This eBook outlines how a data-driven approach to sales readiness not only tells you if your reps are ready, but whether your readiness strategy is working.
Did you know that people forget 90% of content after 2 days when they don't come to that content with the intent to remember?
Data like this is why Dr. Carmen Simon suggests we use the principles of cognitive science to reinforce learning and training.
Products are becoming more specialized and complex by the minute. It’s critical for reps and marketers to understand exactly what they’re selling, why new enhancements are important and how they can provide value for prospects.
Dr. Simon shares some insights for sales and learning leaders who are responsible for training and coaching sales reps.
What’s your advice for sales enablement and learning leaders who are responsible for training and coaching sales reps?
CS: Training, when compared to brief presentations and simple conversations, has a privileged role where memory is concerned. This is because participants, for the most part, come to training with the intent to remember. In presentations, people come with the intent to multitask, which is why it’s no wonder that they forget most of the content after two days. But ultimately, memory is still fallible.
A good solution to guard against forgetting is repetition. Many people intuitively know that repetition leads to memory yet they don't apply this technique in business content.

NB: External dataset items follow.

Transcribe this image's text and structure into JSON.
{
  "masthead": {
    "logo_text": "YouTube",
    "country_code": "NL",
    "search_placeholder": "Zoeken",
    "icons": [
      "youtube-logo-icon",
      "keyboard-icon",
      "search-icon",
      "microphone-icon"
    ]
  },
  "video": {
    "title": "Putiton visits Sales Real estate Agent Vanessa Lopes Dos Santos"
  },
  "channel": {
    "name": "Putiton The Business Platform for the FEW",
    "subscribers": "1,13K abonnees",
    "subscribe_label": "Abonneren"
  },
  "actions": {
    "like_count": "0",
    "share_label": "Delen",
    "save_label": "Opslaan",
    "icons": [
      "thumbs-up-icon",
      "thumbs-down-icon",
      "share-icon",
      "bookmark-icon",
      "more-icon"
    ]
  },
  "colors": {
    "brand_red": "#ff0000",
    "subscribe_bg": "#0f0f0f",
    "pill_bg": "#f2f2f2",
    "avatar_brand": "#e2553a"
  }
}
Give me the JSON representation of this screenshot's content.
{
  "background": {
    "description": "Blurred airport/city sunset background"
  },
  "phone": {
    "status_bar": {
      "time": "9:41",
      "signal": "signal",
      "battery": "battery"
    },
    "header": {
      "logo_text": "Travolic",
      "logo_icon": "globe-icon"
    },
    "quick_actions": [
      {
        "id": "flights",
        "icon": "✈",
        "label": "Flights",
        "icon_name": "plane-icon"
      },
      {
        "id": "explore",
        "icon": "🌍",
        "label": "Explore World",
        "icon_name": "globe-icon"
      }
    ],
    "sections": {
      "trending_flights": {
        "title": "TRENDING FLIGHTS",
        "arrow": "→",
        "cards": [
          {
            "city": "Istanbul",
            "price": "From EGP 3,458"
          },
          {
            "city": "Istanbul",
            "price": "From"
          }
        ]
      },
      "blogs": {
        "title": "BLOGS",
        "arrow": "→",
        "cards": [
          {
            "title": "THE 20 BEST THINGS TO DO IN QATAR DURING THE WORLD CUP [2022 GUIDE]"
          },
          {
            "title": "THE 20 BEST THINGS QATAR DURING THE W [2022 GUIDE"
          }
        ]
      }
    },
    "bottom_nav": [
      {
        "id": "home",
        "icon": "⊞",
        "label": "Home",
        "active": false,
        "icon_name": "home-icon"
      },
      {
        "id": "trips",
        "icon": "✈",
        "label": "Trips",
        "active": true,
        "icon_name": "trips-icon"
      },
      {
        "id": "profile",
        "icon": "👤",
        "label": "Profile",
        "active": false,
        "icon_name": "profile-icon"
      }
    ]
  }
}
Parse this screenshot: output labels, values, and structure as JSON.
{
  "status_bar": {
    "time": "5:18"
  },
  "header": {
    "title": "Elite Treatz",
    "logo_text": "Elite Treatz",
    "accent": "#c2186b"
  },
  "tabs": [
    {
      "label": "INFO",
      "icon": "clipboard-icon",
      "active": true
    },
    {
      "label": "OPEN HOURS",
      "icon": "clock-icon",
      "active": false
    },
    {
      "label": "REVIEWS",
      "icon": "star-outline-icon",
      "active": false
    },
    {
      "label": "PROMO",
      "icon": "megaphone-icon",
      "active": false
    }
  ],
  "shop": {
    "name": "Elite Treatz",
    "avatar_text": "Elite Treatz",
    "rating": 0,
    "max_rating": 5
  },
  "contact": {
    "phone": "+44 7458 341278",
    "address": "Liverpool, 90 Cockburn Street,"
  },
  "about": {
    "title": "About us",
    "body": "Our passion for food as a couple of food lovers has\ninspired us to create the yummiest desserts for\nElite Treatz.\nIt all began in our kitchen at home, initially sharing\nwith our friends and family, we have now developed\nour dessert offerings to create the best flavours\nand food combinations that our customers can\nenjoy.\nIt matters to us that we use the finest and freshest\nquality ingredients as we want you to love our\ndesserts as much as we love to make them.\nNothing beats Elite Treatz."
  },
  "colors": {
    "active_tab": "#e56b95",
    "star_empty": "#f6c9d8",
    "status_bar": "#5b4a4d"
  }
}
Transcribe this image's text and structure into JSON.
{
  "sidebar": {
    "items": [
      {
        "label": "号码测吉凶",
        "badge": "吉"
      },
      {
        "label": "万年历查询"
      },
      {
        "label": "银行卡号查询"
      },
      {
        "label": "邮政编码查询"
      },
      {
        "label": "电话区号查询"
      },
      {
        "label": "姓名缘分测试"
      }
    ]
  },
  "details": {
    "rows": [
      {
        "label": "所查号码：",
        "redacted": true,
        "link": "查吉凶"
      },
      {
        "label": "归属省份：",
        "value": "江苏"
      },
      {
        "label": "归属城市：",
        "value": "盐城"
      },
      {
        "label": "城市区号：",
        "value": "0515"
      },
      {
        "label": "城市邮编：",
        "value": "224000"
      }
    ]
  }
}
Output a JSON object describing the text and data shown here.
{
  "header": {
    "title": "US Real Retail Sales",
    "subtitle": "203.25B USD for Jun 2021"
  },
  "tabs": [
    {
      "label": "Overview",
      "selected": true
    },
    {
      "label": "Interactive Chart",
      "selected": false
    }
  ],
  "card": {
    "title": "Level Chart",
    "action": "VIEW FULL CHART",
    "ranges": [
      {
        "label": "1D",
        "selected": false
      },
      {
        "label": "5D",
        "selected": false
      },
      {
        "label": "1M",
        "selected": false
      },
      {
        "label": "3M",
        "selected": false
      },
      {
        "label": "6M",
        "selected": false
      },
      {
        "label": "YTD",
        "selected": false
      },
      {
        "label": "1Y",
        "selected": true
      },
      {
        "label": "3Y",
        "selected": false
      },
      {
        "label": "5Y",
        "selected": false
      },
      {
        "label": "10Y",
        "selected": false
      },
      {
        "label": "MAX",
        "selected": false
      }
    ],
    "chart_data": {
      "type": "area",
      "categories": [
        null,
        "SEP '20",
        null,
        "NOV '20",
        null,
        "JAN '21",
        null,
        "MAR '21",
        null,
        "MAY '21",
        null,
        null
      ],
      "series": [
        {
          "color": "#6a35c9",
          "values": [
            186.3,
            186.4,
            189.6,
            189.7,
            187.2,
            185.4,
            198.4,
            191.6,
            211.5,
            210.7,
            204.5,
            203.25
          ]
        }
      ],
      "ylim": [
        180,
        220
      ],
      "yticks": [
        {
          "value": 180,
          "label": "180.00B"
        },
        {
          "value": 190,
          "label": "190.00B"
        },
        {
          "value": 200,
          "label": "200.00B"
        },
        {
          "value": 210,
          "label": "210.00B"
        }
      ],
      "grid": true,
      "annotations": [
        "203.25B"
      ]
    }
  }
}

We’re comfortable with the concept of repetition in sports or in various personal routines, such as taking the same route to work, yet when it comes to professional content, we shy away from it.
I see a few hundred presentations every month and 99.9% of them do not repeat the key message. My suspicion is that people don't repeat it because they are afraid of appearing remedial. We think, “I said it once, I speak to intelligent people, and surely they got it, so I can move on.”
Repetition is mandatory because short-term memory – which is the phase before long-term memory – is capacity-limited: it only holds 3-4 chunks of information for about a minute (and quite often less than that). So unless there is some rehearsal, that information is gone.
There are no magic beans when it comes to long-term memory: Repetition helps you get there.
So I dare you to repeat the same message, at least 3-4 times during a 30-minute segment. And the more consistent you keep that message, the more precise the memory is. Brexit happened – some experts claim – because the “take back control” message was repeated constantly and kept consistent.